Анализ языка пушкинской «Черни» доказывает родство именно с этим строем мыслей и словоупотребления. У него не просто «народ», а «народ непосвященный» — прямой перевод выражения «profani» из эпиграфа Горациева стиха — и «народ бессмысленный». Характеристика этого «народа» — «хладный и надменный» — подчеркивает социальный смысл словоупотребления.

Вместе с тем конкретная направленность пьесы — против современной Пушкину официальной журнальной критики: таковы нападки на требования прямой дидактики, исходившие главным образом от Булгарина; заявление «не для корысти» было подготовлено шумной полемикой о материальной стороне издания «Бахчисарайского фонтана» и т. д.

Таким образом «Чернь» правильнее всего считать полемически направленной не только против «светской черни», но и против официозной журналистики последекабрьского периода.

«Чернь», когда Кюхельбекер знакомится с этим стихотворением в крепости по двум томам издания 1829 г., вызывает его решительный восторг: «Если уж назначить какой-нибудь отдельной его пиэсе первое место между соперницами (что впрочем щекотливо и бесполезно), — я бы назвал «Чернь»; по крайней мере это стихотворение мне в нынешнем расположении духа как-то ближе, родственне всех прочих» (письмо племяннику Н. Г. Глинке от 16 сентября 1834 г.).

Кюхельбекер теоретически был противником дидактики в поэзии. Вместе с тем многозначительное выражение «в теперешнем расположении духа» указывает на перекличку пушкинской «Черни» с отношением Кюхельбекера к официозной журналистике последекабрьского периода.

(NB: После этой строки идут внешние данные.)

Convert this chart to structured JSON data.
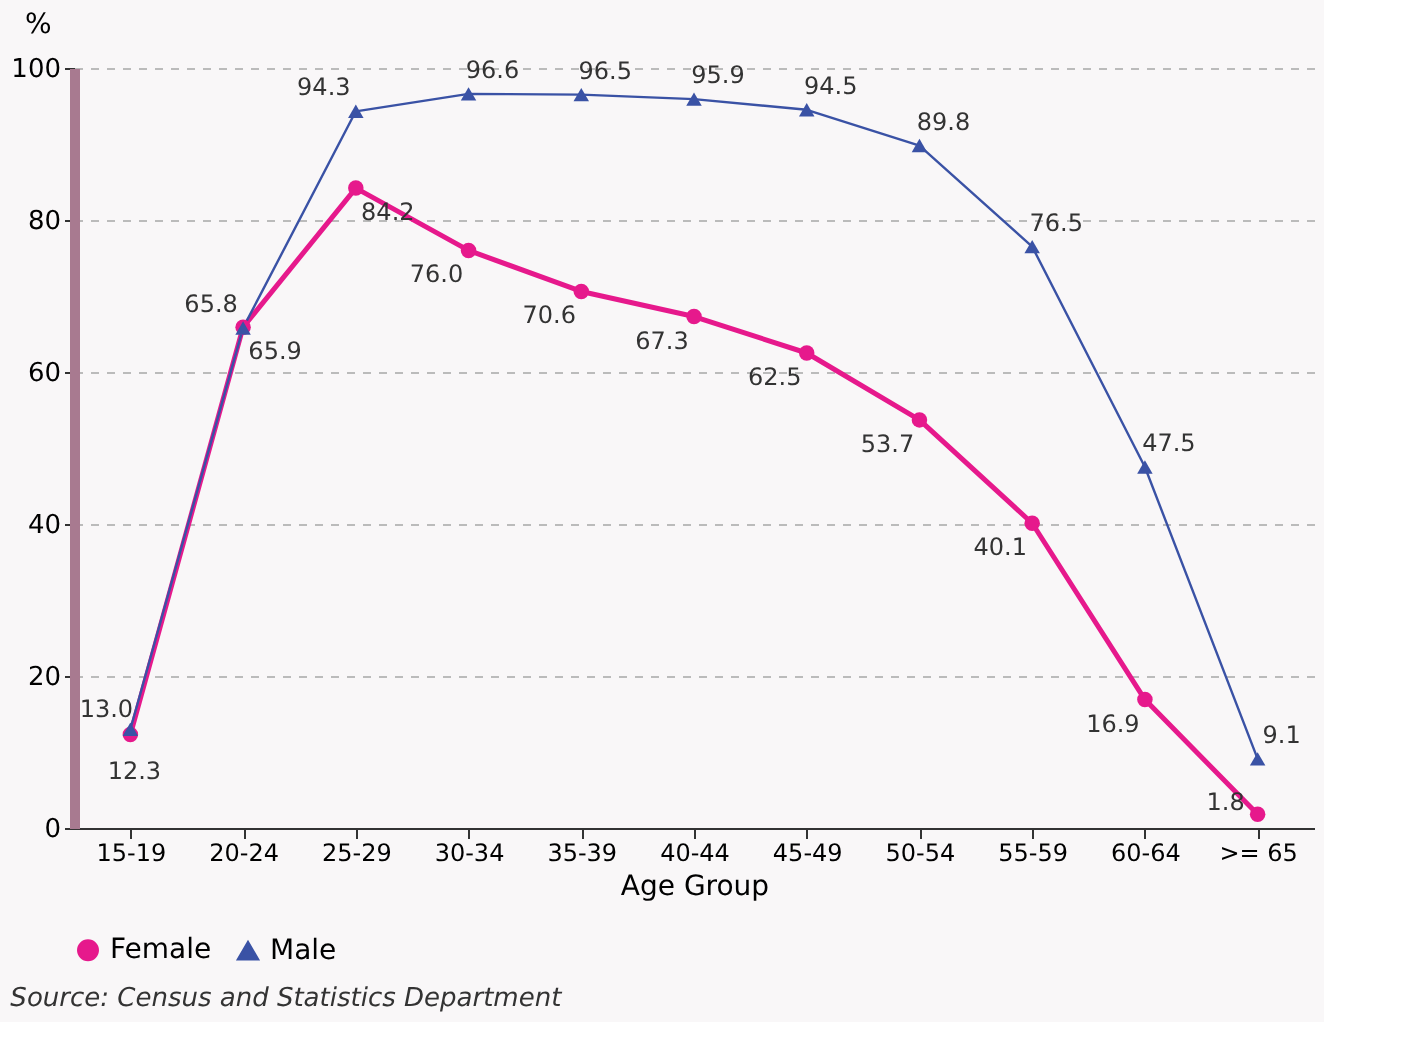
{
  "chart_data": {
    "type": "line",
    "xlabel": "Age Group",
    "ylabel": "%",
    "categories": [
      "15-19",
      "20-24",
      "25-29",
      "30-34",
      "35-39",
      "40-44",
      "45-49",
      "50-54",
      "55-59",
      "60-64",
      ">= 65"
    ],
    "series": [
      {
        "name": "Female",
        "color": "#e6198c",
        "marker": "circle",
        "values": [
          12.3,
          65.9,
          84.2,
          76.0,
          70.6,
          67.3,
          62.5,
          53.7,
          40.1,
          16.9,
          1.8
        ],
        "value_labels": [
          "12.3",
          "65.9",
          "84.2",
          "76.0",
          "70.6",
          "67.3",
          "62.5",
          "53.7",
          "40.1",
          "16.9",
          "1.8"
        ]
      },
      {
        "name": "Male",
        "color": "#3a52a5",
        "marker": "triangle",
        "values": [
          13.0,
          65.8,
          94.3,
          96.6,
          96.5,
          95.9,
          94.5,
          89.8,
          76.5,
          47.5,
          9.1
        ],
        "value_labels": [
          "13.0",
          "65.8",
          "94.3",
          "96.6",
          "96.5",
          "95.9",
          "94.5",
          "89.8",
          "76.5",
          "47.5",
          "9.1"
        ]
      }
    ],
    "ylim": [
      0,
      100
    ],
    "yticks": [
      0,
      20,
      40,
      60,
      80,
      100
    ],
    "grid": "y",
    "legend": "bottom left",
    "annotations": [
      "Source: Census and Statistics Department"
    ]
  }
}
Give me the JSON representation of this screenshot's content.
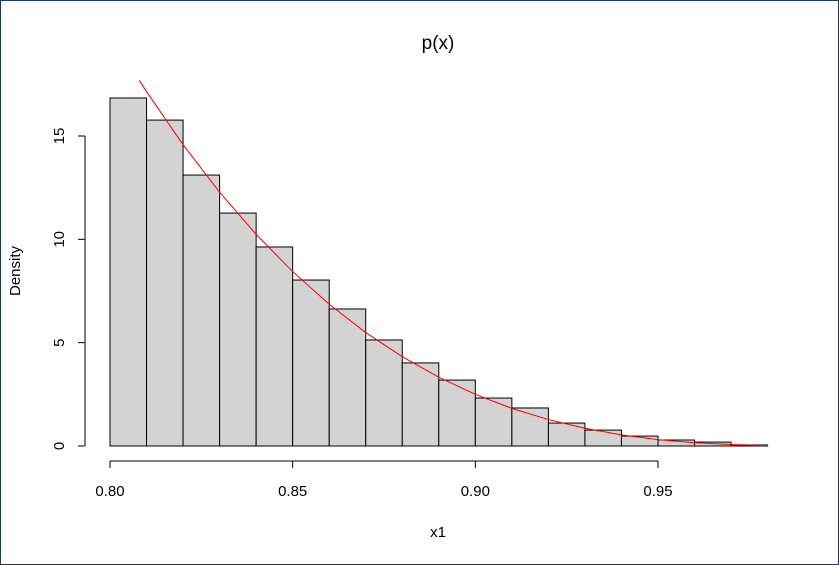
{
  "chart_data": {
    "type": "histogram",
    "title": "p(x)",
    "x_label": "x1",
    "y_label": "Density",
    "bins": [
      0.8,
      0.81,
      0.82,
      0.83,
      0.84,
      0.85,
      0.86,
      0.87,
      0.88,
      0.89,
      0.9,
      0.91,
      0.92,
      0.93,
      0.94,
      0.95,
      0.96,
      0.97,
      0.98
    ],
    "values": [
      16.84,
      15.77,
      13.11,
      11.27,
      9.63,
      8.03,
      6.63,
      5.13,
      4.02,
      3.19,
      2.32,
      1.84,
      1.11,
      0.77,
      0.48,
      0.29,
      0.19,
      0.05
    ],
    "color": "#d3d3d3",
    "curve": {
      "color": "#ff0000",
      "x": [
        0.808,
        0.81,
        0.82,
        0.83,
        0.84,
        0.85,
        0.86,
        0.87,
        0.88,
        0.89,
        0.9,
        0.91,
        0.92,
        0.93,
        0.94,
        0.95,
        0.96,
        0.97,
        0.98
      ],
      "y": [
        17.7,
        17.15,
        14.58,
        12.28,
        10.24,
        8.44,
        6.86,
        5.49,
        4.32,
        3.33,
        2.5,
        1.82,
        1.28,
        0.86,
        0.54,
        0.31,
        0.16,
        0.07,
        0.02
      ]
    },
    "xlim": [
      0.8,
      0.98
    ],
    "ylim": [
      0,
      18
    ],
    "xticks": [
      {
        "value": 0.8,
        "label": "0.80"
      },
      0.85,
      {
        "value": 0.9,
        "label": "0.90"
      },
      0.95
    ],
    "yticks": [
      0,
      5,
      10,
      15
    ]
  }
}
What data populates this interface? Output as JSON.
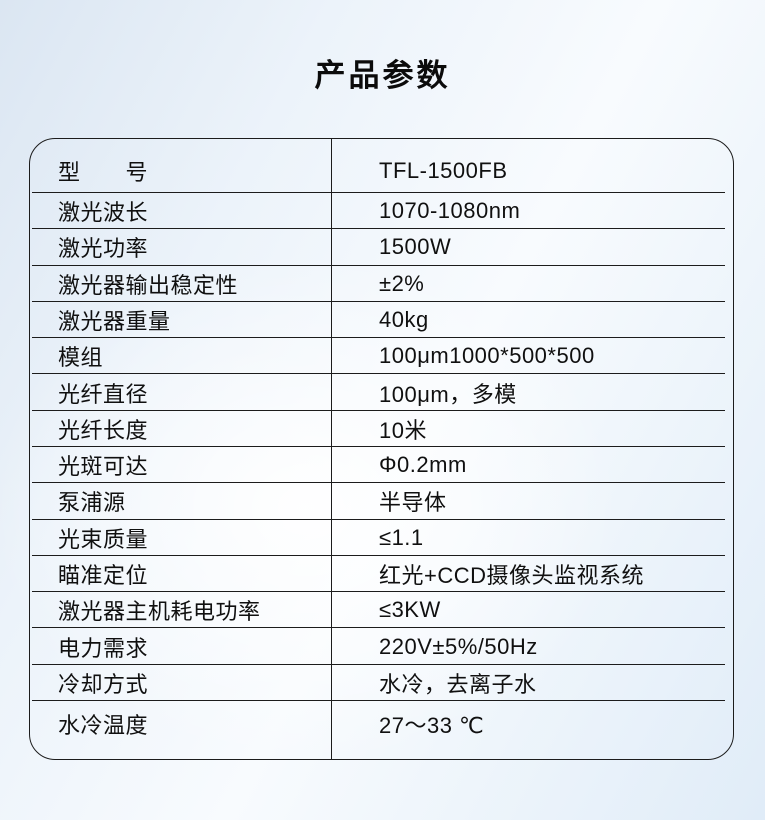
{
  "page": {
    "title": "产品参数"
  },
  "colors": {
    "border": "#1c1c1c",
    "text": "#101010",
    "background_blue": "#dbe6f2",
    "background_white": "#f8fbfe"
  },
  "table": {
    "rows": [
      {
        "label": "型　　号",
        "value": "TFL-1500FB"
      },
      {
        "label": "激光波长",
        "value": "1070-1080nm"
      },
      {
        "label": "激光功率",
        "value": "1500W"
      },
      {
        "label": "激光器输出稳定性",
        "value": "±2%"
      },
      {
        "label": "激光器重量",
        "value": "40kg"
      },
      {
        "label": "模组",
        "value": "100μm1000*500*500"
      },
      {
        "label": "光纤直径",
        "value": "100μm，多模"
      },
      {
        "label": "光纤长度",
        "value": "10米"
      },
      {
        "label": "光斑可达",
        "value": "Φ0.2mm"
      },
      {
        "label": "泵浦源",
        "value": "半导体"
      },
      {
        "label": "光束质量",
        "value": "≤1.1"
      },
      {
        "label": "瞄准定位",
        "value": "红光+CCD摄像头监视系统"
      },
      {
        "label": "激光器主机耗电功率",
        "value": "≤3KW"
      },
      {
        "label": "电力需求",
        "value": "220V±5%/50Hz"
      },
      {
        "label": "冷却方式",
        "value": "水冷，去离子水"
      },
      {
        "label": "水冷温度",
        "value": "27～33 ℃"
      }
    ]
  }
}
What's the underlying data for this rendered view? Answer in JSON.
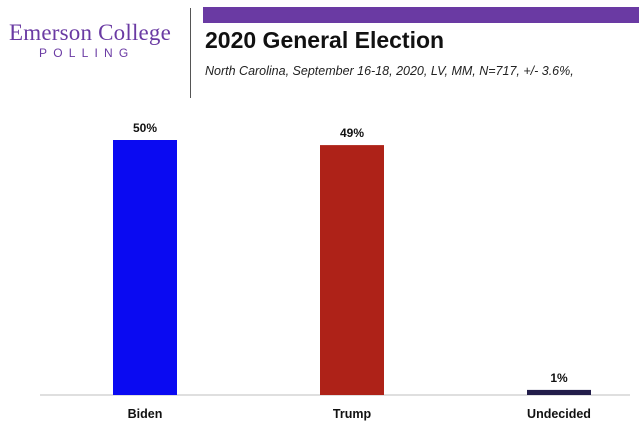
{
  "logo": {
    "name": "Emerson College",
    "sub": "POLLING"
  },
  "header": {
    "title": "2020 General Election",
    "subtitle": "North Carolina, September 16-18, 2020, LV, MM, N=717, +/- 3.6%,"
  },
  "colors": {
    "brand_purple": "#6a3aa3",
    "biden": "#0a0af2",
    "trump": "#ae2218",
    "undecided": "#221d4a",
    "axis": "#bfbfbf"
  },
  "chart_data": {
    "type": "bar",
    "title": "2020 General Election",
    "categories": [
      "Biden",
      "Trump",
      "Undecided"
    ],
    "values": [
      50,
      49,
      1
    ],
    "value_labels": [
      "50%",
      "49%",
      "1%"
    ],
    "ylim": [
      0,
      50
    ],
    "grid": false,
    "legend": "none"
  }
}
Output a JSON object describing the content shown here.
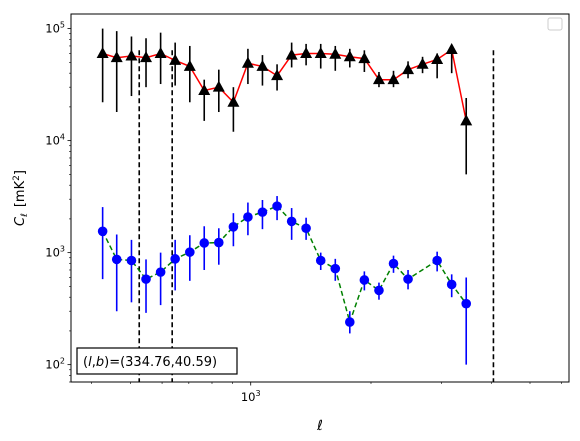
{
  "chart_data": {
    "type": "scatter",
    "xlabel": "ℓ",
    "ylabel_main": "C",
    "ylabel_sub": "ℓ",
    "ylabel_unit": "[mK",
    "ylabel_unit_sup": "2",
    "ylabel_unit_close": "]",
    "xscale": "log",
    "yscale": "log",
    "xlim": [
      355,
      6260
    ],
    "ylim": [
      70,
      135000
    ],
    "x_major_ticks": [
      {
        "value": 1000,
        "base": "10",
        "exp": "3"
      }
    ],
    "y_major_ticks": [
      {
        "value": 100,
        "base": "10",
        "exp": "2"
      },
      {
        "value": 1000,
        "base": "10",
        "exp": "3"
      },
      {
        "value": 10000,
        "base": "10",
        "exp": "4"
      },
      {
        "value": 100000,
        "base": "10",
        "exp": "5"
      }
    ],
    "vlines": [
      526,
      636,
      4050
    ],
    "x": [
      426,
      462,
      503,
      547,
      595,
      647,
      704,
      765,
      832,
      905,
      984,
      1070,
      1164,
      1266,
      1376,
      1497,
      1628,
      1770,
      1925,
      2094,
      2277,
      2476,
      2692,
      2928,
      3184,
      3462,
      3765,
      4094,
      4452,
      4842,
      5265
    ],
    "series": [
      {
        "name": "",
        "color": "#ff0000",
        "marker": "triangle",
        "marker_color": "#000000",
        "errbar_color": "#000000",
        "line_style": "solid",
        "y": [
          60000,
          55000,
          57000,
          55000,
          60000,
          52000,
          46000,
          28000,
          30000,
          22000,
          49000,
          46000,
          38000,
          58000,
          60000,
          60000,
          59000,
          56000,
          54000,
          35000,
          35000,
          43000,
          48000,
          53000,
          65000,
          15000
        ],
        "x_index": [
          0,
          1,
          2,
          3,
          4,
          5,
          6,
          7,
          8,
          9,
          10,
          11,
          12,
          13,
          14,
          15,
          16,
          17,
          18,
          19,
          20,
          21,
          22,
          23,
          24,
          25
        ],
        "err_low": [
          22000,
          18000,
          25000,
          30000,
          32000,
          31000,
          22000,
          15000,
          18000,
          12000,
          32000,
          31000,
          28000,
          45000,
          47000,
          44000,
          42000,
          45000,
          41000,
          30000,
          30000,
          36000,
          40000,
          36000,
          40000,
          5000
        ],
        "err_high": [
          100000,
          95000,
          85000,
          82000,
          92000,
          75000,
          70000,
          35000,
          43000,
          30000,
          66000,
          58000,
          48000,
          75000,
          73000,
          73000,
          70000,
          66000,
          64000,
          41000,
          42000,
          51000,
          56000,
          60000,
          72000,
          24000
        ]
      },
      {
        "name": "",
        "color": "#008000",
        "marker": "circle",
        "marker_color": "#0000ff",
        "errbar_color": "#0000ff",
        "line_style": "dashed",
        "y": [
          1550,
          870,
          850,
          580,
          670,
          880,
          1010,
          1220,
          1230,
          1700,
          2080,
          2300,
          2600,
          1900,
          1650,
          850,
          720,
          240,
          570,
          460,
          800,
          580,
          850,
          520,
          350
        ],
        "x_index": [
          0,
          1,
          2,
          3,
          4,
          5,
          6,
          7,
          8,
          9,
          10,
          11,
          12,
          13,
          14,
          15,
          16,
          17,
          18,
          19,
          20,
          21,
          23,
          24,
          25
        ],
        "err_low": [
          580,
          300,
          360,
          290,
          340,
          460,
          560,
          700,
          780,
          1140,
          1430,
          1620,
          1950,
          1300,
          1300,
          700,
          560,
          190,
          460,
          380,
          660,
          470,
          680,
          400,
          100
        ],
        "err_high": [
          2550,
          1450,
          1300,
          870,
          1000,
          1300,
          1430,
          1720,
          1650,
          2250,
          2800,
          2950,
          3200,
          2500,
          2050,
          1000,
          880,
          300,
          680,
          540,
          940,
          700,
          1020,
          640,
          600
        ]
      }
    ],
    "annotation": "(l,b)=(334.76,40.59)",
    "annotation_parts": {
      "l": "l",
      "b": "b",
      "values": "=(334.76,40.59)"
    },
    "legend_placement": "top-right",
    "grid": false
  }
}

Разумеется не с молодыми «архивными юношами» любомудрами, для которых никогда не стоял во всей конкретной социальной глубине вопрос о позиции поэта по отношению к «светской черни», с одной стороны, официозно-журнальной — с другой, было связано такое стихотворение, как «Чернь». Оно было связано теснее и ближе всего с Кюхельбекером, давшим Пушкину прототип «высокого поэта» в «Евгении Онегине»; к этой позиции Пушкин, пересматривая вопрос накануне декабря 1825 г., склонялся; в пьесе «19 октября 1825 года» он называет Кюхельбекера «братом родным по музе, по судьбам» и дает поэтическую формулу:

Служенье Муз не терпит суеты,

Прекрасное должно быть величаво.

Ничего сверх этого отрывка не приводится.